How to prepare for the church’s stormy future

Why we need to innovate in the church

haven

3/4/20212 min read

My kids were playing with cardboard boxes and pretending they were boats. I wasn’t really paying attention, but afterwards, I saw that my six-year-old had written an intriguing statement on the side of one of the boxes. 

“We need to make a ship before the storm!”

It struck me for two reasons. One, because it was an amazingly deep metaphorical statement for one so young. Two, I realised it was true.

As I mentioned in my last blog, An angel appeared at my door last night, I left my teaching career at beginning of the year to create an online church.

Online church

The Covid-19 pandemic has accelerated the church’s adoption of online platforms. Extended periods of lockdown made it impossible for churches to meet in person and online the only option.

This has brought about some interesting side-effects.

What is church?

First, churches have been compelled to return to the foundational question of what it means to be the church. 

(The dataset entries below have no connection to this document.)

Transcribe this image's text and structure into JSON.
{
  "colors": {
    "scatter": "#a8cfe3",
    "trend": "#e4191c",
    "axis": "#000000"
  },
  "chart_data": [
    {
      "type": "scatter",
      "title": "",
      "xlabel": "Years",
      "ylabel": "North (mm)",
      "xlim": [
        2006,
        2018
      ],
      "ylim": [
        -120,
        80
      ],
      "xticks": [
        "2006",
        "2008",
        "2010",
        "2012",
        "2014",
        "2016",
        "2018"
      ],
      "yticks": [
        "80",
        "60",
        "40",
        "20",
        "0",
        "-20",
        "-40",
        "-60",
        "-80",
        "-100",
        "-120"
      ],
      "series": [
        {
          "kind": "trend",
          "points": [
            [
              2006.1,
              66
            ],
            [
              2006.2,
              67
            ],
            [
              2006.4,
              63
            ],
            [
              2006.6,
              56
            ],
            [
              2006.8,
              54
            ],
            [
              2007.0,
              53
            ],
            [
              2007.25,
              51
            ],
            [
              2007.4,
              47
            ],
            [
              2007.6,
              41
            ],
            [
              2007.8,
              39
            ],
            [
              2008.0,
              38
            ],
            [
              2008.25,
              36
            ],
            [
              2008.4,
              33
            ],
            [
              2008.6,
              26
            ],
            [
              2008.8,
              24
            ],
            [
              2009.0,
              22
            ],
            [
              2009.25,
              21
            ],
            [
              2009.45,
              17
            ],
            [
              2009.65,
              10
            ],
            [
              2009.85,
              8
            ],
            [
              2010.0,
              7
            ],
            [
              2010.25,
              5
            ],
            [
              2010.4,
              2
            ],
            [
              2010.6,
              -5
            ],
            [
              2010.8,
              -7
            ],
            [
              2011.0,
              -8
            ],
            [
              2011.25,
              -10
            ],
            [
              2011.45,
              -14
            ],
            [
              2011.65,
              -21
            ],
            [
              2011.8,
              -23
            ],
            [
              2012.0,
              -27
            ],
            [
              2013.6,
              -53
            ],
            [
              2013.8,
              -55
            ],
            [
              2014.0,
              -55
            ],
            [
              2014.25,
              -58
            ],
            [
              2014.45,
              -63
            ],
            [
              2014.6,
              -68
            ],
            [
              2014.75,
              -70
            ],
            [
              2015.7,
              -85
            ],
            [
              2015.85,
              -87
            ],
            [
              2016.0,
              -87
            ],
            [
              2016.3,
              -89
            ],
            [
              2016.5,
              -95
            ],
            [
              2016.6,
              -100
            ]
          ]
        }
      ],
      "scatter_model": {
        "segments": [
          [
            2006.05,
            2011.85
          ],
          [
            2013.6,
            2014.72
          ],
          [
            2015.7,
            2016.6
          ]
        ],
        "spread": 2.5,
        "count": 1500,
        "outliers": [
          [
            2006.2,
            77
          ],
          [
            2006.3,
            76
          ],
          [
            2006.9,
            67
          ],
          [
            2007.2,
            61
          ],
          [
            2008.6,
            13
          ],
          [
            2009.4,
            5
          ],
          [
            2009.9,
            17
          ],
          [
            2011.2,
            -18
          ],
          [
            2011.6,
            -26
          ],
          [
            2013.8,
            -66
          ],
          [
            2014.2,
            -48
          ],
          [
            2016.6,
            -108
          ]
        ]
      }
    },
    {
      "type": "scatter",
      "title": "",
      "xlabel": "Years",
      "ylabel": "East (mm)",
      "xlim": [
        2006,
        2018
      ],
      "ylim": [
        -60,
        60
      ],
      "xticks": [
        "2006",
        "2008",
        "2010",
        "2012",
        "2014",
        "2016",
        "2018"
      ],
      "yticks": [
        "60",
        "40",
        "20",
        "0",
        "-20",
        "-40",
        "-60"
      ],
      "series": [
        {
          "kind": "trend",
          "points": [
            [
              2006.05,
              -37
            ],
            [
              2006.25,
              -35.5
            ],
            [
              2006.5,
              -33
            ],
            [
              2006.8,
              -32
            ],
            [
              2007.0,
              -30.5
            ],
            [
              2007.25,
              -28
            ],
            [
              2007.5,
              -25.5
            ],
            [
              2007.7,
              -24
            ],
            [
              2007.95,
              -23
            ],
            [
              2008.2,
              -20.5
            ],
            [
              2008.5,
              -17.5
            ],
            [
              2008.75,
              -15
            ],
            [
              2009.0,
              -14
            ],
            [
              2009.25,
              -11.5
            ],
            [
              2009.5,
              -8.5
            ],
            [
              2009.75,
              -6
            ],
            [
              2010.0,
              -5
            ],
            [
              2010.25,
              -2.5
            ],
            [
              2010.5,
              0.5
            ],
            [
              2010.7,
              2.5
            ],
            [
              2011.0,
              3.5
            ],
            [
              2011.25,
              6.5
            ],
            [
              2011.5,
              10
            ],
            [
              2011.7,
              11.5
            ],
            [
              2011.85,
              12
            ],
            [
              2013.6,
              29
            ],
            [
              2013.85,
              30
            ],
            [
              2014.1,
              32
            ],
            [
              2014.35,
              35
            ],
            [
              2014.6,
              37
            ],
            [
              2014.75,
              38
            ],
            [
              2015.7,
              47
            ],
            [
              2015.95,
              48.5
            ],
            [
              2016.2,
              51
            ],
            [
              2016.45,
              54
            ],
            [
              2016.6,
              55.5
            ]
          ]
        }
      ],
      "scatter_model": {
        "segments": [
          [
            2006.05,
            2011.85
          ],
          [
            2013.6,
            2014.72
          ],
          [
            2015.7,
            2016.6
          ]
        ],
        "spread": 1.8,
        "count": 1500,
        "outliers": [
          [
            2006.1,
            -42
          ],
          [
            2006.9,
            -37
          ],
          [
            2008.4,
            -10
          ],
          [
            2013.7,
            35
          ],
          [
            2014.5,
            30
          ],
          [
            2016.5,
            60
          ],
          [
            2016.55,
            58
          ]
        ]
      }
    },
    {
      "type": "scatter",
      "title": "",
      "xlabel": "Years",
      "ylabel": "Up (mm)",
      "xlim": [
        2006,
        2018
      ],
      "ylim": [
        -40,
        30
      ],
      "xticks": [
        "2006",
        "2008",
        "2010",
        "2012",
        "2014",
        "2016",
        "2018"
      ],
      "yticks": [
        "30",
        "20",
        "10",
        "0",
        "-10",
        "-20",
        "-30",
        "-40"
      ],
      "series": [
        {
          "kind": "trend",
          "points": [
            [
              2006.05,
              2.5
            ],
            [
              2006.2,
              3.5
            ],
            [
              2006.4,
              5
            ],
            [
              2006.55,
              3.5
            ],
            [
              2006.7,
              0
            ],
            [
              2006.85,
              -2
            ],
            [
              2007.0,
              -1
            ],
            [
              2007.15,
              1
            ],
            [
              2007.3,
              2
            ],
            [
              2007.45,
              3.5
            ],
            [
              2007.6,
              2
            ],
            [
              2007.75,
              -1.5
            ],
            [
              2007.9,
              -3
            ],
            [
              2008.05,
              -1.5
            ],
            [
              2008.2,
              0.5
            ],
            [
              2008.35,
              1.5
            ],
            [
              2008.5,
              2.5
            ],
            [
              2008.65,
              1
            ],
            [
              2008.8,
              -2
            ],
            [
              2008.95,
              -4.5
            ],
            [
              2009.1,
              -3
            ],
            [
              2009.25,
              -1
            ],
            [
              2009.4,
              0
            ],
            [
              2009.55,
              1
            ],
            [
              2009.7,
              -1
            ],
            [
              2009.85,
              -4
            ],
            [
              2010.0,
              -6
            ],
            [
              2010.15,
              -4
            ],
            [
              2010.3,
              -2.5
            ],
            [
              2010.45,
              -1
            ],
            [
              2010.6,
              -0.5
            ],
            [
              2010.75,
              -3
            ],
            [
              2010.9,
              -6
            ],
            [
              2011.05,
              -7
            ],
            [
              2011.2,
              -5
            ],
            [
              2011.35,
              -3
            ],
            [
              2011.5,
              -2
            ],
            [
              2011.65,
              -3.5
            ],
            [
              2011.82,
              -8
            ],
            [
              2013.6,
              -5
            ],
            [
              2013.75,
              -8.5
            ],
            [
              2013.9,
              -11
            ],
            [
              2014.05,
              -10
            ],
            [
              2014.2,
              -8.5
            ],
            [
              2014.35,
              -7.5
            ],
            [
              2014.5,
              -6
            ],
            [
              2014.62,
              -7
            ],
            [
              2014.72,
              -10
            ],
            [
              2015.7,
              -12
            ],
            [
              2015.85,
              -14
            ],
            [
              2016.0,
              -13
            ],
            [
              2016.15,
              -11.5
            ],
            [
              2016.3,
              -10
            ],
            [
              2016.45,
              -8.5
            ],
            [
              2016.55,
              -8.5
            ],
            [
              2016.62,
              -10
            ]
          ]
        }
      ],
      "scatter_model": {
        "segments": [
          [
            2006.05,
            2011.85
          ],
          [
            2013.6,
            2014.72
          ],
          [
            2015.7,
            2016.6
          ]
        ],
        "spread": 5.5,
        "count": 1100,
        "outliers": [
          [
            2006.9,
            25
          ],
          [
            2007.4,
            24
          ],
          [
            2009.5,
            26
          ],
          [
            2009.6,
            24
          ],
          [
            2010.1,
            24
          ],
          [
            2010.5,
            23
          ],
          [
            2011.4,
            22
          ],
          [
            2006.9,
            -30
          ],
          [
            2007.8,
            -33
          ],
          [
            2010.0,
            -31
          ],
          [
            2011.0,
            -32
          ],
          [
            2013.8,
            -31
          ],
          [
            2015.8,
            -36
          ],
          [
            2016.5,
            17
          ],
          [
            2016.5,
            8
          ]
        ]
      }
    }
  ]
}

Churches discovered that replicating the format of their in-person service did not have the same impact when viewed on a screen. At the same time, they began to explore the range of new opportunities online platforms offer.

The world has moved on

Second, churches are realising how much society has moved on around them and that it’s no longer an option to continue as they have been. 

The question then becomes- what does it mean to be the church today? 


A storm approaches

Which brings me back to what my six-year-old wrote on the side of the box. What I realised as I read his crayoned quote, was that a time is coming for our country, when it is going to very difficult to be the church. 

More difficult than it already is.

I don’t pretend to know the details, but I imagine it will involve new restrictions, ageing congregations and divided opinions. 

What I feel though, is that God has provided the church with a season of preparation for this coming storm. 

We can’t afford to sit back and do nothing. We cannot scoff at efforts to innovate. A storm is coming and we need a ship.

An uncertain path

I have spoken to a number of pastors from all sorts of churches around the world, and there is a striking similarity in the problems they’re grabbling with.

No one, not even those considered to be the largest and leading churches have got it figured out. How should the church look today? How can we have church online? How do we reach people?

These are questions everyone is exploring.

My pastor put it well during a meeting we had this week. He said that he saw us trudging through long grass swinging a machete, with no clear path marked out ahead. But, that we were walking in the footsteps of the One who knows where all this was going.  

We can no longer look to tried and tested programs to get us through. These are times for daily reliance on God and close fellowship with him.

Maybe that’s where we should have been all along.

Psalm 23 reminds us that when we go through the valley, it is there that we need to know God near. In these uncertain times we’re facing, let’s make our number one goal simply to draw nearer to God.  

As we cling to God and each other, I suspect that we’ll not only see the storm out, but emerge as a church more united and more clearing reflecting the tantalising good news we’re called to share.